30 years of Alexander Julian
By Crystal Dempsey
Alexander Julian, the award-winning Chapel Hill-born designer, is best known for his colorful menswear, sports uniforms with a twist, furniture/home furnishings, and his latest venture, wine.
He's celebrating his 30th year as a fashion designer. Here's a look back at his career:
BORN INTO THE BUSINESS: He's the son of the late Maurice Julian, owner of Julian's menswear shop in Chapel Hill, N.C. Julian's was a haven for men who preferred prep-school style and fine tailoring.
At age 12, during a game of touch football, Julian tore the collar on a blue oxford button-down shirt. He took the shirt to be fixed at his dad's store. In what became a defining moment, Julian put a yellow collar on the blue shirt.
At 19, the prodigy with the preppy pedigree opened a boutique, Alexander's Ambition, across from his dad's store, and stocked it with his own more contemporary designs.
CHASING THE DREAM: In the mid-`70s, Julian moved to New York to pursue fashion design full time. His designs featured a bold use of color and playful twists on traditional fabrics (a trompe l'oeil tweed) and details such as buttons and stitching in bright hues.
In 1981, the Colours collection made him a household name. The clothes echoed his sense of fun but were priced for the masses. He briefly delved into women's wear.
He moved to Italy and designed his own fabrics (a first for a designer). "It was the most fertile period of my career," Julian told the Raleigh News & Observer. "I could dream of a fabric I wanted and they would spin it for me. It was the freest I could be."
UNIFORM DECISION: However, by the mid-`80s, Julian's company went bust because of bad management decisions.
But he didn't stay out of the spotlight for long. George Shinn, owner of Charlotte's new NBA team, asked him to design the uniforms for the Hornets.
The teal/purple and white uniforms featured pin stripes and pleated shorts, which was not quite what the rest of the NBA was wearing at the time. Shinn paid him with monthly shipments of barbecue.
Julian has since designed uniforms for the Tar Heels basketball team (twice), the Charlotte Knights (the seats at the baseball stadium echo the design), the Charlotte Checkers and racing drivers such as Mario and Michael Andretti.
THE LOW POINT: Julian got another investor in the late `80s and opened two retail stores and three outlets.
The key investor pulled out, and the stores closed after only a few years.
It was a low point for the Carolinas' best-known designer. "With the exception of the passing of my parents, this was the most horrible point in my life," he told the N&O.

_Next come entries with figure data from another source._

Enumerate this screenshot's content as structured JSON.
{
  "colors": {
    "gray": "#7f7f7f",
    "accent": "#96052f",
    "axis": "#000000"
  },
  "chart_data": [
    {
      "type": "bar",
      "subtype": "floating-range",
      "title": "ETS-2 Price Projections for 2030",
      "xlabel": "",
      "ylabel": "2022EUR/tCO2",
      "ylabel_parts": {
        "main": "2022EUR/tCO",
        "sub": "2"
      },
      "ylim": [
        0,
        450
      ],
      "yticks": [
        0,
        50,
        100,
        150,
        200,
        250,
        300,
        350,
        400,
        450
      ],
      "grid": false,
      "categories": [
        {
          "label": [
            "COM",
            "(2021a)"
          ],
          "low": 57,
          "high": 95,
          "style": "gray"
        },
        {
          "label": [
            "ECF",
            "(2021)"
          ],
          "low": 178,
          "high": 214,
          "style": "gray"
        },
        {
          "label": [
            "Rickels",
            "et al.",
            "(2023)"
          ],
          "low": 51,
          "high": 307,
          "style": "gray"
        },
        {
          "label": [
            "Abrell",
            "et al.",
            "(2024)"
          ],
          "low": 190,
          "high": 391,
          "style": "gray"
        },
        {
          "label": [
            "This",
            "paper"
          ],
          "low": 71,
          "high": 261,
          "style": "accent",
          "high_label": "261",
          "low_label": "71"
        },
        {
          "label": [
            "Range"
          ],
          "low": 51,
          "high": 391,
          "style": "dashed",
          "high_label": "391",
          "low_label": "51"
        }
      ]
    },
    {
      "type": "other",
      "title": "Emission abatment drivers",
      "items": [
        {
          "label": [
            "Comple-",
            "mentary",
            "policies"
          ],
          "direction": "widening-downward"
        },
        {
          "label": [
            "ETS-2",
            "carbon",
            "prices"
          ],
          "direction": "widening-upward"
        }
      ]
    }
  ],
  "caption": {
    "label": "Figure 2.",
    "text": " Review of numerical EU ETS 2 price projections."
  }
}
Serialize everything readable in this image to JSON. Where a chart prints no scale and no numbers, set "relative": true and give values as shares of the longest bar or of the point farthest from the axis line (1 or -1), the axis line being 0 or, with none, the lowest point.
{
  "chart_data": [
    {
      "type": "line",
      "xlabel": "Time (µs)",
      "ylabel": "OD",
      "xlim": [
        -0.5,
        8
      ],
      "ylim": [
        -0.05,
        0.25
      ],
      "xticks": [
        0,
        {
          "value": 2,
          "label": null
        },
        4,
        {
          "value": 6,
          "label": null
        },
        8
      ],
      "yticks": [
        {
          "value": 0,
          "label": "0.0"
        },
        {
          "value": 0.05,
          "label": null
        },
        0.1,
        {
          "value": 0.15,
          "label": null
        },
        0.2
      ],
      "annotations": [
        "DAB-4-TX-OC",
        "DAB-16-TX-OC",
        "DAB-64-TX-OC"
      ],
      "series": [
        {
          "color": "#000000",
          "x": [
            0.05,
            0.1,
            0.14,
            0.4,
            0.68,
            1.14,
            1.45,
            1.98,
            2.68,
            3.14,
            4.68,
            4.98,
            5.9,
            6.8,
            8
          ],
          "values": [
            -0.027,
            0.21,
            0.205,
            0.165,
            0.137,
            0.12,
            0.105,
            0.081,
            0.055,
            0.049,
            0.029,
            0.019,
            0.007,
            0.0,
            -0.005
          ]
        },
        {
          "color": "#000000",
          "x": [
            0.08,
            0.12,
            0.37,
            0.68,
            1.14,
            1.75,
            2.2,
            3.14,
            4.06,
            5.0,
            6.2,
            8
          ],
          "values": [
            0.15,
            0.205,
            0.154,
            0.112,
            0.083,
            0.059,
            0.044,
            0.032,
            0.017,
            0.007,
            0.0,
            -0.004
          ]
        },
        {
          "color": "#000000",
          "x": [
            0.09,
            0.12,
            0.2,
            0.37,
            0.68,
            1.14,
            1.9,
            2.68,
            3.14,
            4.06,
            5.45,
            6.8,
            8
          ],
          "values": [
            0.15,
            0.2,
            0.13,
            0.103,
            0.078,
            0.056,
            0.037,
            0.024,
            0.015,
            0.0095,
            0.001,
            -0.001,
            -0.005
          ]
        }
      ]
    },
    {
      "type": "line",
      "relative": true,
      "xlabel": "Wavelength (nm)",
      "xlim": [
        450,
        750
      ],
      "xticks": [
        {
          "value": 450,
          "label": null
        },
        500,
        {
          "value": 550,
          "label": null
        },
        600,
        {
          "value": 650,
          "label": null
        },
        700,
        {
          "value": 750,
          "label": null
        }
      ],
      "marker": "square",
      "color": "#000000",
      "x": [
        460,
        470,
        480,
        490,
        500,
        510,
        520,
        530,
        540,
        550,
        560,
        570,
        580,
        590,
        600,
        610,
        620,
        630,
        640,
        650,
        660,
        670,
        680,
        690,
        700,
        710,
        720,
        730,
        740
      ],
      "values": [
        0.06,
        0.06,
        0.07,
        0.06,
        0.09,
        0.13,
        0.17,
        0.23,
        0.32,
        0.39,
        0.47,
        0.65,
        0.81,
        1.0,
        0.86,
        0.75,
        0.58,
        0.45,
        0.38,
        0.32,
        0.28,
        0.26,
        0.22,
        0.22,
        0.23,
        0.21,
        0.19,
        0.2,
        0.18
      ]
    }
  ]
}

BOUNCING BACK: In the mid-`90s, Julian designed a collection of furniture. It was a hit. He was back.
Next came bedding, wallpaper, lamps and more. "The only difference between designing home furnishings and fashions is that there are fewer sizes," he says. "You're dealing with the same kind of decision-making process for consumers."
In 2001, Julian, who loves wine almost as much as barbecue, developed an eponymous line of wine.
Yet, Julian missed designing menswear.
Four years ago, he unveiled the Private Reserve collection, which features Julian's design sensibilities and his wine line.
Julian's next project? Heeding the success of Colours, he wants to produce a lower-price version of the Private Reserve clothing for a younger audience.
REFLECTIONS: This year, a Connecticut museum and a New York gallery featured "Uncommon Threads," a retrospective of Julian's career.
When Julian, 58, first walked through it, he said the effect shook him.
"I remember the process of every damn yarn, every thread, all the seasonal showing, the press showings, the celebrities who wore them," he says. "They were all there, all speaking to me at once."
He says he left the room and opened a bottle of wine.
LESSONS LEARNED: Julian, who is a charmer and great storyteller, is never at a loss for words. When asked what he's learned, his answer was in three parts:
ABOUT HIMSELF: "I learned to stick with it. And to be happy with my space and my place. I have a particular handwriting that works in a lot of different places and a lot of different mediums. And I've learned not to be afraid of any challenge."
ABOUT THE PUBLIC: "(They have) been underrated in their level of sophistication and taste. They have greater appreciation of things when they are good."
ABOUT THE INDUSTRY: "The old axiom is lead a horse to water, but you've got to hold his head under. Change is a hard thing to effect when it involves unknowns that can't be proven in advance."